By Kris Voakes, Goal.com
The Old Lady is back. Six years after the shame, the conjecture, the recriminations and the introspection, Juventus is champion of Italy once more. And boy, how it's taken Serie A by storm in achieving that.
Everybody knew that this day would come, but it was almost as though the Bianconeri had to make an extra statement in making it happen, and tonight’s victory over Cagliari not only returns the Scudetto to Turin, but it also leaves Juve within 90 minutes of a unique 38-game unbeaten season. This isn’t just a title win, it’s a declaration.
Not only has Juve yet to be bowed, it have gone about destroying most of the peninsula’s top-flight clubs. While the scorelines have not always reflected the club's dominance, it has been about as impressive as any Italian side in living memory.

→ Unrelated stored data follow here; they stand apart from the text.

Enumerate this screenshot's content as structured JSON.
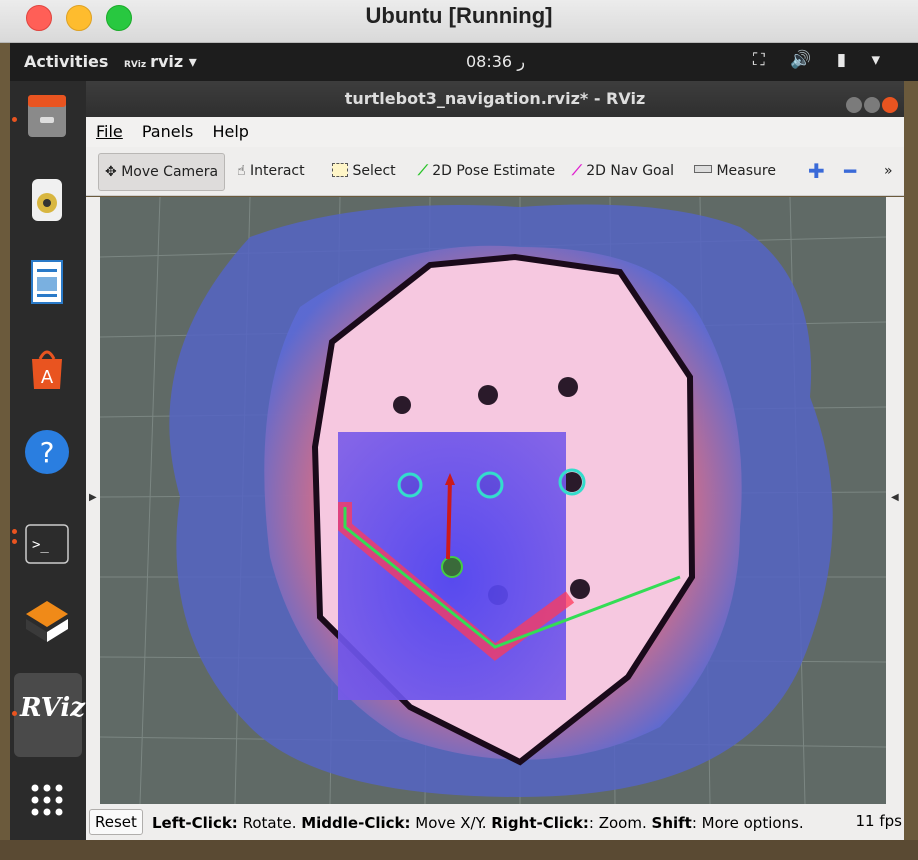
{
  "mac_window": {
    "title": "Ubuntu [Running]"
  },
  "ubuntu_topbar": {
    "activities": "Activities",
    "app_icon_text": "RViz",
    "app_name": "rviz ▾",
    "clock": "08:36 ر",
    "tray_icons": [
      "network-icon",
      "volume-icon",
      "battery-icon",
      "menu-arrow-icon"
    ],
    "tray_text": "⛶ 🔊 ▮ ▾"
  },
  "dock": {
    "items": [
      "files-icon",
      "rhythmbox-icon",
      "libreoffice-writer-icon",
      "software-center-icon",
      "help-icon",
      "terminal-icon",
      "gazebo-icon",
      "rviz-icon",
      "app-grid-icon"
    ],
    "rviz_label": "RViz"
  },
  "rviz": {
    "title": "turtlebot3_navigation.rviz* - RViz",
    "menu": [
      "File",
      "Panels",
      "Help"
    ],
    "tools": [
      {
        "label": "Move Camera",
        "icon": "move-camera-icon"
      },
      {
        "label": "Interact",
        "icon": "hand-pointer-icon"
      },
      {
        "label": "Select",
        "icon": "select-box-icon"
      },
      {
        "label": "2D Pose Estimate",
        "icon": "green-arrow-icon"
      },
      {
        "label": "2D Nav Goal",
        "icon": "magenta-arrow-icon"
      },
      {
        "label": "Measure",
        "icon": "ruler-icon"
      }
    ],
    "overflow": "»",
    "status": {
      "reset": "Reset",
      "help_parts": [
        {
          "bold": "Left-Click:",
          "text": " Rotate. "
        },
        {
          "bold": "Middle-Click:",
          "text": " Move X/Y. "
        },
        {
          "bold": "Right-Click:",
          "text": ": Zoom. "
        },
        {
          "bold": "Shift",
          "text": ": More options."
        }
      ],
      "fps": "11 fps"
    }
  },
  "colors": {
    "map_outline": "#1a0a1a",
    "costmap_blue": "#4a5ccc",
    "inflation_red": "#ff3a3a",
    "local_costmap": "#6a5cf0",
    "path_green": "#33dd55",
    "robot_arrow": "#cc1a1a"
  }
}
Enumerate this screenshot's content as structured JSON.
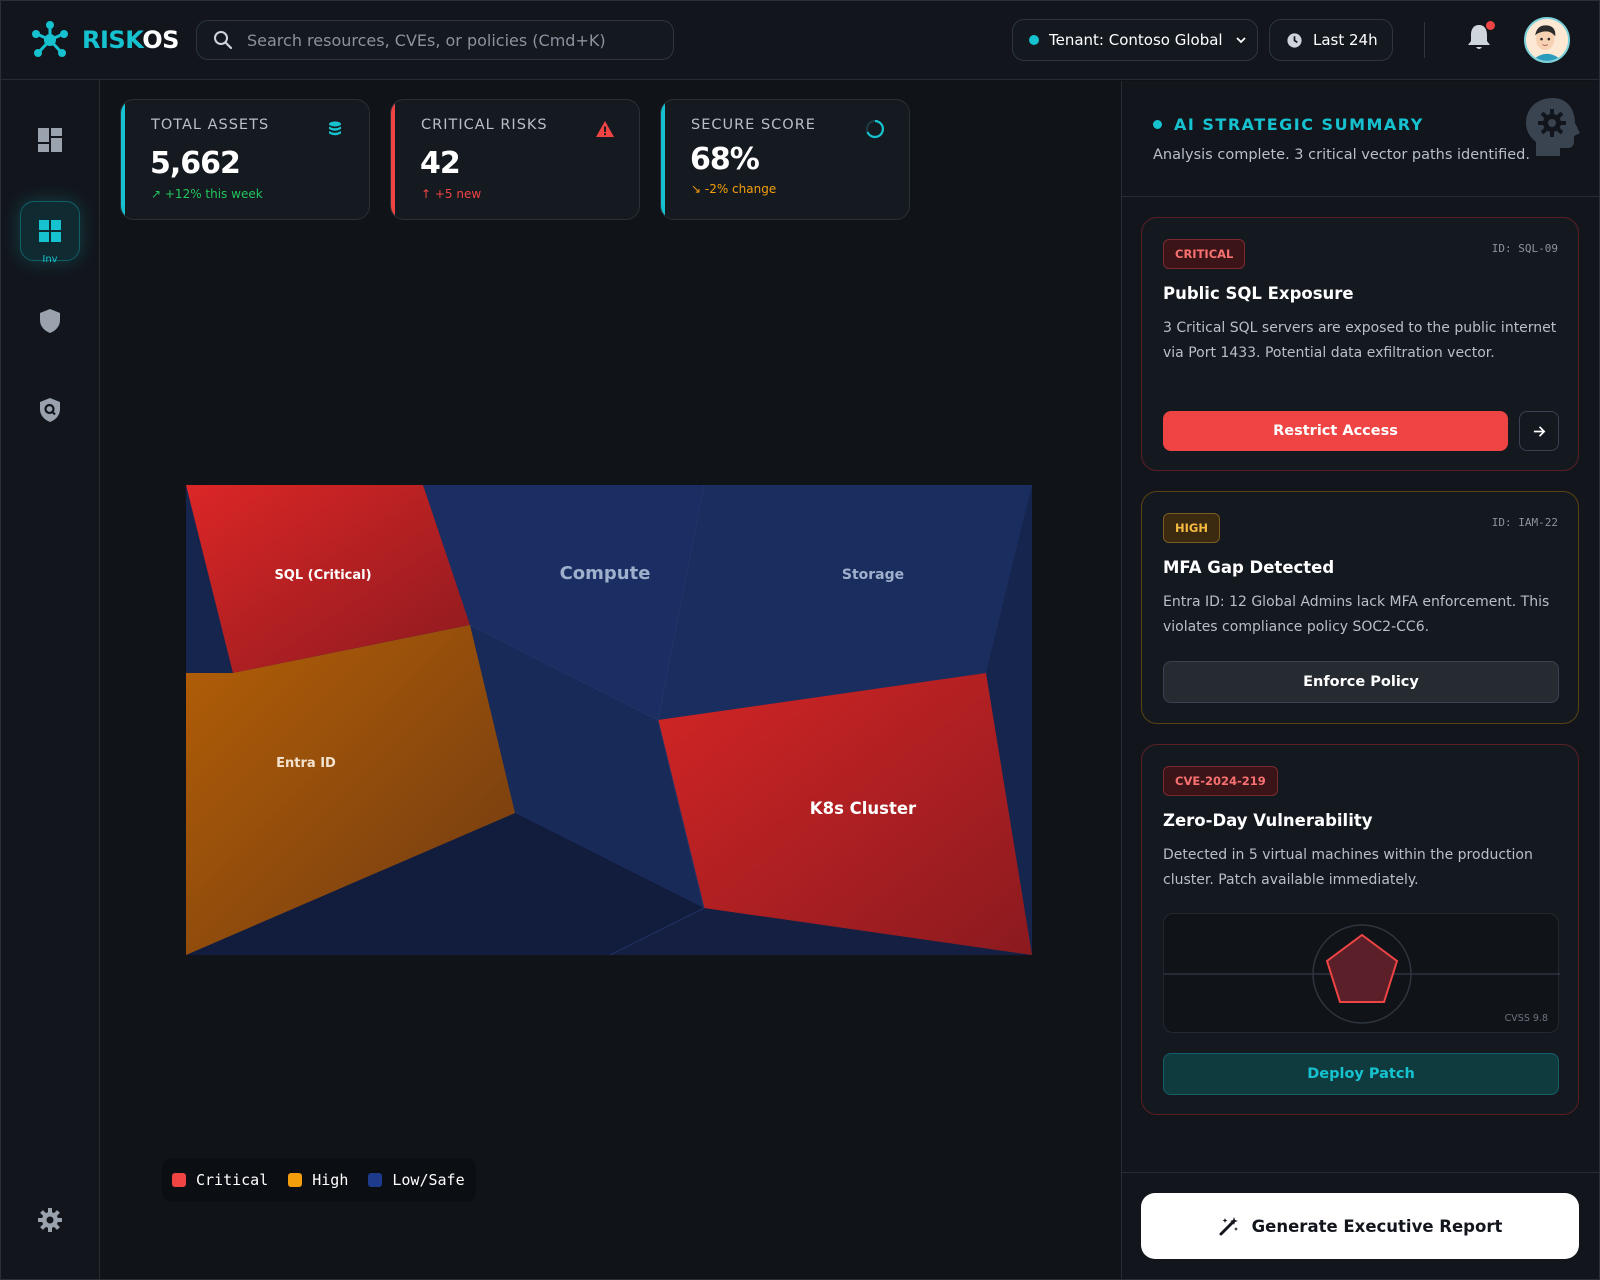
{
  "app": {
    "logo_a": "RISK",
    "logo_b": "OS"
  },
  "search": {
    "placeholder": "Search resources, CVEs, or policies (Cmd+K)"
  },
  "header": {
    "tenant": "Tenant: Contoso Global",
    "time_range": "Last 24h"
  },
  "sidebar": {
    "active_label": "Inv"
  },
  "kpis": [
    {
      "label": "TOTAL ASSETS",
      "value": "5,662",
      "delta": "+12% this week",
      "color": "#16c2cf",
      "delta_color": "#22c55e",
      "icon": "database-icon"
    },
    {
      "label": "CRITICAL RISKS",
      "value": "42",
      "delta": "+5 new",
      "color": "#ef4444",
      "delta_color": "#ef4444",
      "icon": "warning-icon"
    },
    {
      "label": "SECURE SCORE",
      "value": "68%",
      "delta": "-2% change",
      "color": "#16c2cf",
      "delta_color": "#f59e0b",
      "icon": "progress-ring-icon"
    }
  ],
  "treemap": {
    "cells": [
      "SQL (Critical)",
      "Compute",
      "Storage",
      "Entra ID",
      "K8s Cluster"
    ]
  },
  "legend": [
    {
      "label": "Critical",
      "color": "#ef4444"
    },
    {
      "label": "High",
      "color": "#f59e0b"
    },
    {
      "label": "Low/Safe",
      "color": "#1e3a8a"
    }
  ],
  "summary": {
    "title": "AI STRATEGIC SUMMARY",
    "subtitle": "Analysis complete. 3 critical vector paths identified."
  },
  "cards": [
    {
      "badge": "CRITICAL",
      "id": "ID: SQL-09",
      "title": "Public SQL Exposure",
      "desc": "3 Critical SQL servers are exposed to the public internet via Port 1433. Potential data exfiltration vector.",
      "action": "Restrict Access",
      "accent": "#ef4444"
    },
    {
      "badge": "HIGH",
      "id": "ID: IAM-22",
      "title": "MFA Gap Detected",
      "desc": "Entra ID: 12 Global Admins lack MFA enforcement. This violates compliance policy SOC2-CC6.",
      "action": "Enforce Policy",
      "accent": "#f59e0b"
    },
    {
      "badge": "CVE-2024-219",
      "title": "Zero-Day Vulnerability",
      "desc": "Detected in 5 virtual machines within the production cluster. Patch available immediately.",
      "action": "Deploy Patch",
      "accent": "#ef4444",
      "cvss": "CVSS 9.8"
    }
  ],
  "report_button": "Generate Executive Report"
}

Their high pressing game and their near-faultless midfield base to an almost impregnable defence, the Bianconeri have had pretty much every facet covered. Even their poor conversion rate has been practically forgotten in the last 10 matches, with 26 goals helping them negotiate the potentially difficult run in like a batter smashing home run after home run in a World Series decider.
Had their shooting boots fit so snuggly during the first three quarters of the season, the title could have been won two months ago, such has been their clear superiority over the opposition. But it is not only a glorious achievement, to the majority of calcio fans it is also a great surprise.
At the beginning of the season the main question mark hanging over Juve was in relation to its readiness to compete for a Champions League spot. With back-to-back seventh place finishes and the reduction of Italian representation for the main event in 2012-13, there were doubts among many as to whether the Bianconeri had what it would take to make a four-place leap in the standings.
But from early in the piece, it was clear that Antonio Conte’s outfit was a very different animal to the one steered off course by Ciro Ferrara, Alberto Zaccheroni and Luigi Del Neri over the previous 24 months. Instead of the fractured build-up play, there was unprecedented fluency. Where there had been pressure on their back-line, there was now a switch of emphasis to ensure that the defence was tested as rarely as possible.
This was a whole new Juve, with a new stadium, a new coach and a brand new philosophy defining its new era. And while it struggled to make its superiority count at times, there was never an inability to assert authority.
It may not be the best Juventus ever, with many great versions of the past staking a claim for that crown, but that is not important right now. The fact is that the Bianconeri are back. Champions again, and convincingly so - however much Milan coach Massimilano Allegri argues otherwise, in relation to Sulley Muntari's phantom goal back in February. Rarely has a team’s supremacy been so unquestionable.